Weitere Änderungen im Überblick

  • Homeoffice-Pauschale: Bleibt bei 6 Euro pro Tag, maximal 1.260 Euro jährlich
  • Minijob-Grenze: Angehoben auf 603 Euro monatlich
  • Werbungskostenpauschale: 1.230 Euro – wer mehr ausgibt, sollte Einzelnachweise sammeln

Ausblick: Digitale Steuerverwaltung bis 2030

Die EU plant, bis Juli 2030 die elektronische Rechnung für alle innergemeinschaftlichen B2B-Transaktionen verpflichtend zu machen. Das betrifft auch grenzüberschreitende Geschäftsreisen und Logistikkosten. In Berlin wird zudem über eine bundesweite Pflicht zu digitalen Zahlungen diskutiert – als Mittel gegen Steuerhinterziehung und Schwarzarbeit.
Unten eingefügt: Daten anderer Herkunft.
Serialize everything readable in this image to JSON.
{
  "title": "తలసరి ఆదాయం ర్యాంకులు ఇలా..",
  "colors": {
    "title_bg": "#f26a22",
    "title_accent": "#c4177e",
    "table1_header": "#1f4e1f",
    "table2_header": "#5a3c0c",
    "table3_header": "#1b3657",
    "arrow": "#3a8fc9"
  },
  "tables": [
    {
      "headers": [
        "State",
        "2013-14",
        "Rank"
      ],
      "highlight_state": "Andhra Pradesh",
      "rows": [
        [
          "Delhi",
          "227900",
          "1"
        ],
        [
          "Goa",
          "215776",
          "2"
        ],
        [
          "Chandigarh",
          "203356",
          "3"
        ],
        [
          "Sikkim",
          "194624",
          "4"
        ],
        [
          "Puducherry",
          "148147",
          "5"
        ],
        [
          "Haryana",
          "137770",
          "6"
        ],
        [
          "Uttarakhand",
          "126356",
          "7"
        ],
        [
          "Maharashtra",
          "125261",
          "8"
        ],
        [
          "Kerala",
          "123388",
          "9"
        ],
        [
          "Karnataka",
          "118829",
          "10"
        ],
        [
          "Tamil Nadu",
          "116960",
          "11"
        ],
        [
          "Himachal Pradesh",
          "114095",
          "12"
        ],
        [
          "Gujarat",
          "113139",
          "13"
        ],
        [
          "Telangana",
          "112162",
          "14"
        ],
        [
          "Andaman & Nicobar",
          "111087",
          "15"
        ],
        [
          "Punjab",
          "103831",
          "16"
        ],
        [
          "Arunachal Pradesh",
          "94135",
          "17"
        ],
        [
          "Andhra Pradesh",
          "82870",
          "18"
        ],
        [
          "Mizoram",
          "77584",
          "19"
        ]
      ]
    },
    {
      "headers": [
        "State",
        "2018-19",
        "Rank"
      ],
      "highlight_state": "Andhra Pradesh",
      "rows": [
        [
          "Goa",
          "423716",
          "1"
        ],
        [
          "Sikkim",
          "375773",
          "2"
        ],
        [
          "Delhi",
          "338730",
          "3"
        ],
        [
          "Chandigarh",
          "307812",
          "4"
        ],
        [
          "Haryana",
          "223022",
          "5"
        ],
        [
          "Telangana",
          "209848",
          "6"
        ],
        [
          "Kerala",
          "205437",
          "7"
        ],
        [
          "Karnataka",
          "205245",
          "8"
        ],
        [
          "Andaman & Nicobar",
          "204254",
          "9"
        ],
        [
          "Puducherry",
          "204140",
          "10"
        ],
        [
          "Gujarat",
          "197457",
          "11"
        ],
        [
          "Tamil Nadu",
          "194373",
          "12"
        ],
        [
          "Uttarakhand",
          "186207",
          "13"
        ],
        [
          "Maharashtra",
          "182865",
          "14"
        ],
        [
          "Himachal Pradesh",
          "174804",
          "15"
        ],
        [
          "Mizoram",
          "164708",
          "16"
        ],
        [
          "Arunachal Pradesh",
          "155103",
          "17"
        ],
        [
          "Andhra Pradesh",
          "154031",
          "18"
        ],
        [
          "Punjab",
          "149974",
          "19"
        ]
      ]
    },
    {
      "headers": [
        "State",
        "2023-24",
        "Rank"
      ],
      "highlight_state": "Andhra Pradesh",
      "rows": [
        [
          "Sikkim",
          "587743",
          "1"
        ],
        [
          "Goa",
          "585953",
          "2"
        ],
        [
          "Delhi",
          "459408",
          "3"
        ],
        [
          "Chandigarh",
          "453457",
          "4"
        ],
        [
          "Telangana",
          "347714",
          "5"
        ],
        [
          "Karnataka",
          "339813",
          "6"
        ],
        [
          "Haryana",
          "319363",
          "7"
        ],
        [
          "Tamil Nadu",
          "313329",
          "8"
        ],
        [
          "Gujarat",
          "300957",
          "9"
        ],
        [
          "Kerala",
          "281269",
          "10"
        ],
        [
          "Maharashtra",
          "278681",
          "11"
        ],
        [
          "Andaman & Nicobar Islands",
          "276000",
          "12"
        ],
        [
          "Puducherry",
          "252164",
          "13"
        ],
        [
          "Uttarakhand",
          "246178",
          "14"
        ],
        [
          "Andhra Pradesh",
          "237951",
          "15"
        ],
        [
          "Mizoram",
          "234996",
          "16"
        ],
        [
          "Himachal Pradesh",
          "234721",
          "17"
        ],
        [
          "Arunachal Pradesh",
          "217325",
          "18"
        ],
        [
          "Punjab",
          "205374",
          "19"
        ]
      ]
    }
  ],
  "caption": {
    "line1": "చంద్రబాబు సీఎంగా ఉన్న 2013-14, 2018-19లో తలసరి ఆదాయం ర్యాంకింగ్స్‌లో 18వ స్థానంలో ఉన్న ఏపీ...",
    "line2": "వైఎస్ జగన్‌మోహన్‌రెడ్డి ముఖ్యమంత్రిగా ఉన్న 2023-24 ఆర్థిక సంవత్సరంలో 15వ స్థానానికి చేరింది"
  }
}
Für Steuerzahler und Fuhrparkmanager heißt es: Die traditionellen Papierfahrtenbücher und Belegsammlungen haben ausgedient. Digitale Lösungen nach dem EN-16931-Standard werden zum neuen Normal. Die Plattform OZG-RE für behördliche Rechnungen zeigt, wohin die Reise geht.